What People are Saying About This
"The book abounds with intimate and unusual stories about these early Porsches, its founders, and the many variations produced." – Porsche Club of America, Monterey Bay region
"It's a book to excite any 356 enthusiast." – Australian Classic Car
Classic & Sports Car, May 2008
UK magazine Circulation: 82,000
Once past the in-your-face typography and rather basic design, this is another good offering from publisher Veloce. Working chronologically, the story inevitably begins with the birth of Ferdinand Porsche and skips along until Porsche Number One is conceived, at which point the pace slows in order to allow for a slightly more in-depth look at the following 18 years of 356 production. Although Long's text is matter-of-fact in delivery, there is plenty of information to be found for those not already well-educated in the subject matter. But the real attraction here is the vast collection of visual material. From the posed publicity shots of a 356A loaded with skis - and presumably heading for the hills - to the fabulous images of Herbert Linge approaching outright victory on the 1960 Tour de Corse. If you own a 356, these pictures will make you glad you do; if you don't, they're certain to make you want one.
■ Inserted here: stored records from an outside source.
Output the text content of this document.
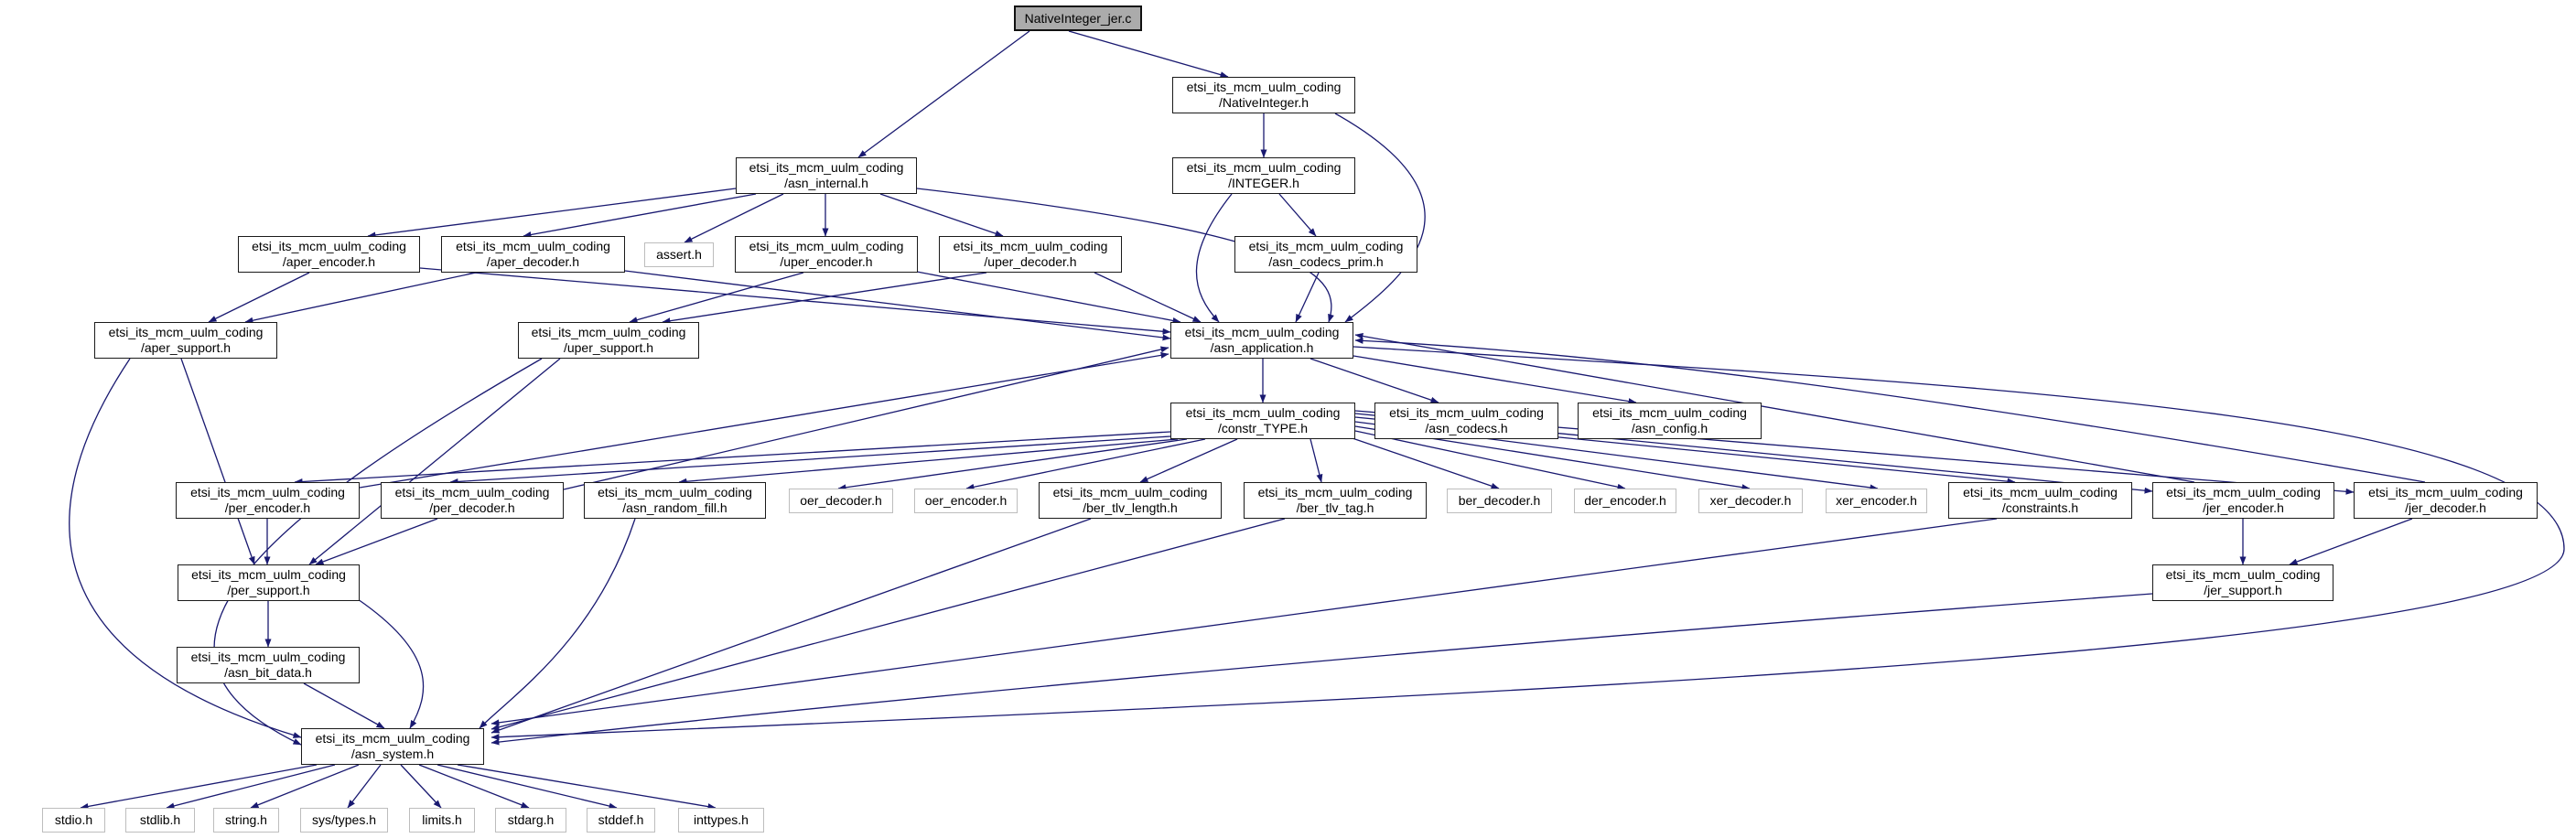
NativeInteger_jer.c
etsi_its_mcm_uulm_coding
/NativeInteger.h
etsi_its_mcm_uulm_coding
/asn_internal.h
etsi_its_mcm_uulm_coding
/INTEGER.h
etsi_its_mcm_uulm_coding
/aper_encoder.h
etsi_its_mcm_uulm_coding
/aper_decoder.h	assert.h
etsi_its_mcm_uulm_coding
/uper_encoder.h
etsi_its_mcm_uulm_coding
/uper_decoder.h
etsi_its_mcm_uulm_coding
/asn_codecs_prim.h
etsi_its_mcm_uulm_coding
/aper_support.h
etsi_its_mcm_uulm_coding
/uper_support.h
etsi_its_mcm_uulm_coding
/asn_application.h
etsi_its_mcm_uulm_coding
/constr_TYPE.h
etsi_its_mcm_uulm_coding
/asn_codecs.h
etsi_its_mcm_uulm_coding
/asn_config.h
etsi_its_mcm_uulm_coding
/per_encoder.h
etsi_its_mcm_uulm_coding
/per_decoder.h
etsi_its_mcm_uulm_coding
/asn_random_fill.h	oer_decoder.h	oer_encoder.h
etsi_its_mcm_uulm_coding
/ber_tlv_length.h
etsi_its_mcm_uulm_coding
/ber_tlv_tag.h	ber_decoder.h	der_encoder.h	xer_decoder.h	xer_encoder.h
etsi_its_mcm_uulm_coding
/constraints.h
etsi_its_mcm_uulm_coding
/jer_encoder.h
etsi_its_mcm_uulm_coding
/jer_decoder.h
etsi_its_mcm_uulm_coding
/per_support.h
etsi_its_mcm_uulm_coding
/jer_support.h
etsi_its_mcm_uulm_coding
/asn_bit_data.h
etsi_its_mcm_uulm_coding
/asn_system.h
stdio.h	stdlib.h	string.h	sys/types.h	limits.h	stdarg.h	stddef.h	inttypes.h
Review by Mark Stubbs for Heat Exchanger, May 2008
Official publication of the Shenandoah Region of the Porsche Club of America
Brian Long is a very accomplished member of the motoring press. 'Book of the Porsche 356' is a new release of the title originally published in 1996. This is not simply a reissue. It is extensively revised and substantially expanded.
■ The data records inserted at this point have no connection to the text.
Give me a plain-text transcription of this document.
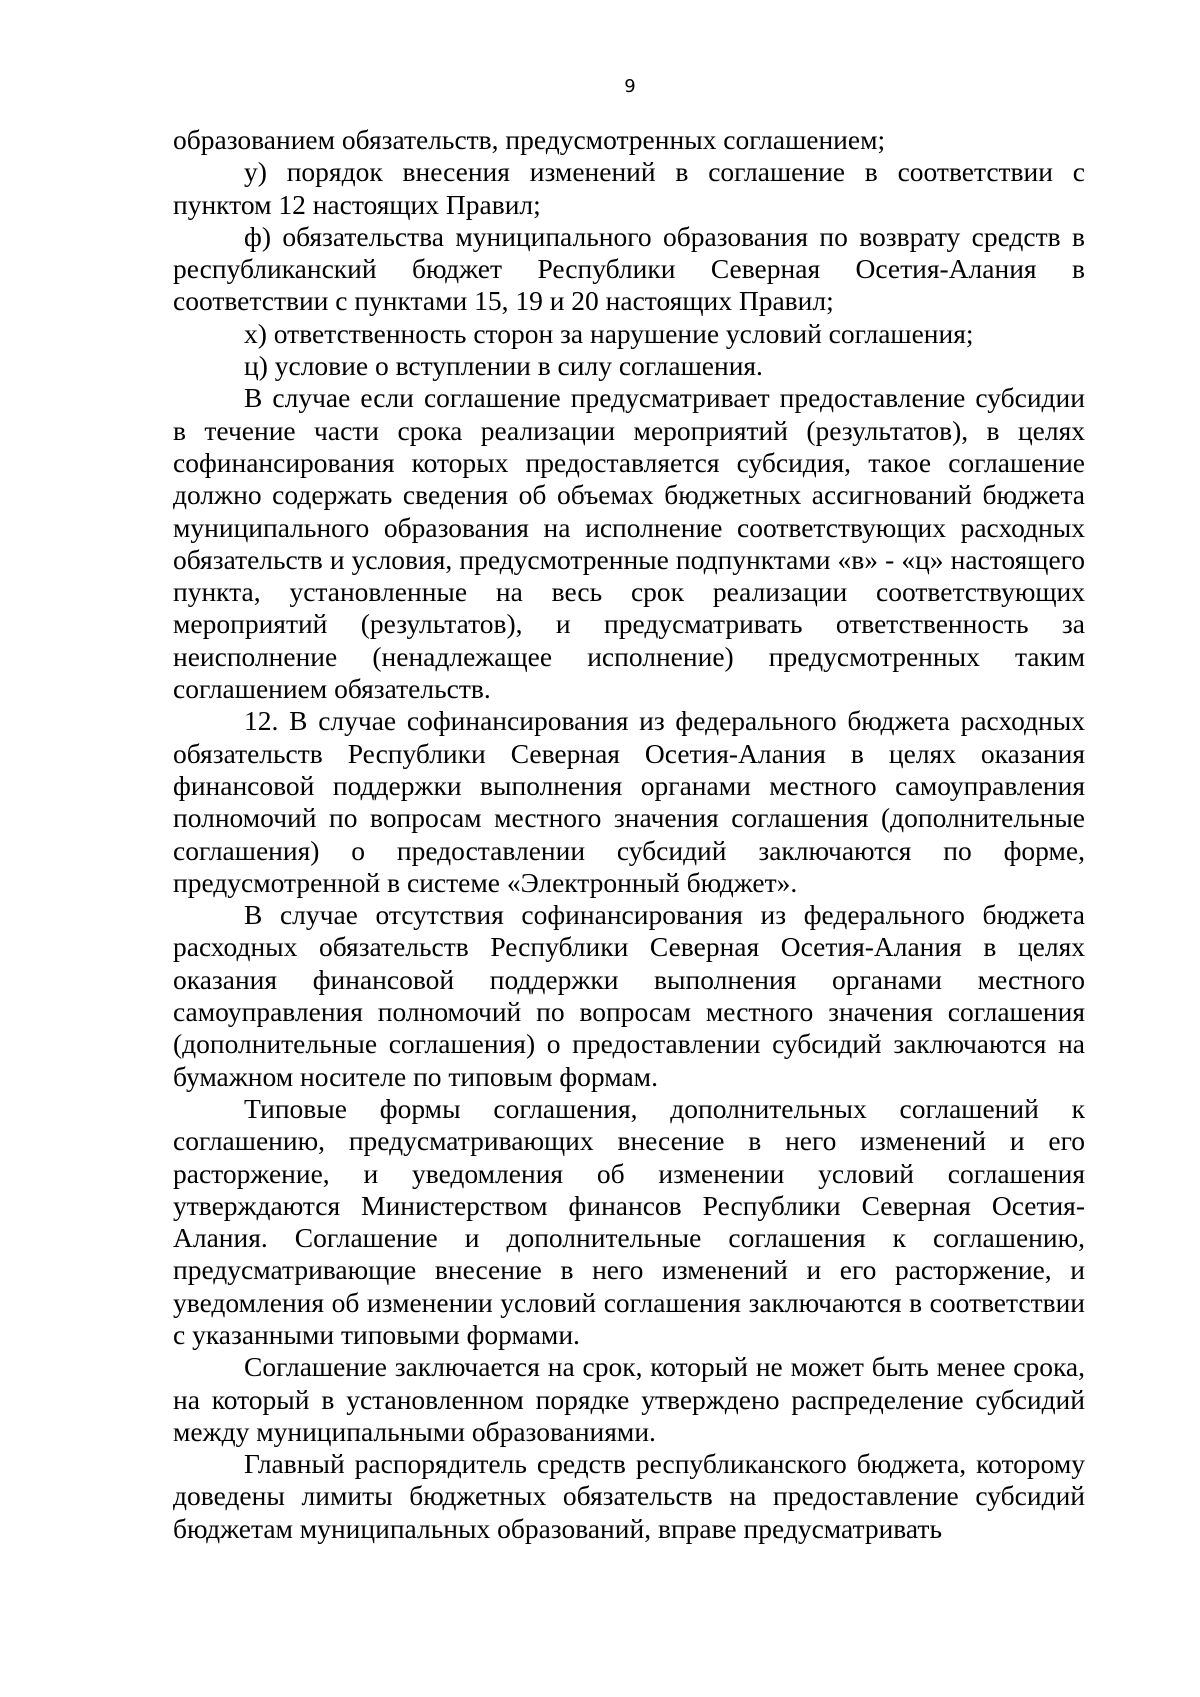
9

образованием обязательств, предусмотренных соглашением;

у) порядок внесения изменений в соглашение в соответствии с пунктом 12 настоящих Правил;

ф) обязательства муниципального образования по возврату средств в республиканский бюджет Республики Северная Осетия-Алания в соответствии с пунктами 15, 19 и 20 настоящих Правил;

х) ответственность сторон за нарушение условий соглашения;

ц) условие о вступлении в силу соглашения.

В случае если соглашение предусматривает предоставление субсидии в течение части срока реализации мероприятий (результатов), в целях софинансирования которых предоставляется субсидия, такое соглашение должно содержать сведения об объемах бюджетных ассигнований бюджета муниципального образования на исполнение соответствующих расходных обязательств и условия, предусмотренные подпунктами «в» - «ц» настоящего пункта, установленные на весь срок реализации соответствующих мероприятий (результатов), и предусматривать ответственность за неисполнение (ненадлежащее исполнение) предусмотренных таким соглашением обязательств.

12. В случае софинансирования из федерального бюджета расходных обязательств Республики Северная Осетия-Алания в целях оказания финансовой поддержки выполнения органами местного самоуправления полномочий по вопросам местного значения соглашения (дополнительные соглашения) о предоставлении субсидий заключаются по форме, предусмотренной в системе «Электронный бюджет».

В случае отсутствия софинансирования из федерального бюджета расходных обязательств Республики Северная Осетия-Алания в целях оказания финансовой поддержки выполнения органами местного самоуправления полномочий по вопросам местного значения соглашения (дополнительные соглашения) о предоставлении субсидий заключаются на бумажном носителе по типовым формам.

Типовые формы соглашения, дополнительных соглашений к соглашению, предусматривающих внесение в него изменений и его расторжение, и уведомления об изменении условий соглашения утверждаются Министерством финансов Республики Северная Осетия-Алания. Соглашение и дополнительные соглашения к соглашению, предусматривающие внесение в него изменений и его расторжение, и уведомления об изменении условий соглашения заключаются в соответствии с указанными типовыми формами.

Соглашение заключается на срок, который не может быть менее срока, на который в установленном порядке утверждено распределение субсидий между муниципальными образованиями.

Главный распорядитель средств республиканского бюджета, которому доведены лимиты бюджетных обязательств на предоставление субсидий бюджетам муниципальных образований, вправе предусматривать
I am certainly not an authority on the 356. But I have always been a fan and though never having owned this model certainly followed with interest the development and the rise in value they have experienced over the past decade. They are lovely cars and lets face it, the original design that is really still alive in the latest sports cars from Porsche. Honestly though, I’m a six-cylinder Porsche kind of guy. I guess what I’m saying is that reviewing a book on the 356 is not what I thought my first effort for this publication would be. I just couldn’t help myself.
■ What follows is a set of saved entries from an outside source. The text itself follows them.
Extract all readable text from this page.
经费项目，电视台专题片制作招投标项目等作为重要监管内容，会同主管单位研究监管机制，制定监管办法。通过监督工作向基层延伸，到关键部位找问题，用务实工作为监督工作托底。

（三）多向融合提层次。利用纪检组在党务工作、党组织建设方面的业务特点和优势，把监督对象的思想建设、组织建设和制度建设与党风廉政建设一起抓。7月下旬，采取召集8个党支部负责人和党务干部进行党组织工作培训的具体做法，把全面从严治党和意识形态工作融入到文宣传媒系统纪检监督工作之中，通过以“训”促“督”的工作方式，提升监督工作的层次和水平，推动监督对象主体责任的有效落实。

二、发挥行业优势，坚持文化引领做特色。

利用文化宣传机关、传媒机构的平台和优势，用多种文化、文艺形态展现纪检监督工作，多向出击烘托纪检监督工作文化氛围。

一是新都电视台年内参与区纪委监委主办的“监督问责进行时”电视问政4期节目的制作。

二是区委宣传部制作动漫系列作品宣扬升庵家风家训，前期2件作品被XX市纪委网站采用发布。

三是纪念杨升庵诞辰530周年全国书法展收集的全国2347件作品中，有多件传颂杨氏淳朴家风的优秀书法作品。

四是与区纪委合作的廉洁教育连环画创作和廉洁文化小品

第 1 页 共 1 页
When I first looked at this nice hardcover volume the package design really caught my eye. Having restored a few European cars and motorcycles has firmly engrained an appreciation for thorough research and a love of documented history. One of the hardest things to document on a fifty-year-old vehicle is what was correct and when it came along. Porsche as a manufacturer has constantly made running production changes to the product. This kind of thing can be as subtle as a relocated clutch cable retainer or as obvious as new hood chrome. This book documents the timeline very well. Long has collected a really impressive 242 photos (145 in color) for this volume. He apologizes for the quality of some but justifies including them for the historic value and I agree completely. There are numerous factory photos as well as lots of period sales material and racing art from the entire life of the 356. This is not just a coffee table book to be browsed through with the flat screen on. The author is quite thorough about taking us through the entire run of the 356 from it’s inception to the final 356C. He documents the race machines along the way and speaks to the affects developing sales markets had on development of both the 356 and the Porsche Company. And there are photos of the Porsche family I had never seen before.
As any 356 fan knows there are hundreds of different iterations of these cars over its production life and the author does a valiant job of covering them with photos and descriptions. He even shows the overlap with the 911. There is a whole chapter on modern reproductions of the 356 and they are listed and rated by company so those of us who cannot afford the real thing or just want the look but not the patina can be aware of the various quality levels and pitfalls.
There are appendixes that cover running changes on the engines, year by year detail changes, chassis numbers as well as the aforementioned replicas. The artwork in the book is wonderful and a pleasure to just browse through. I smile every time I pick it up. It gets my top five star rating!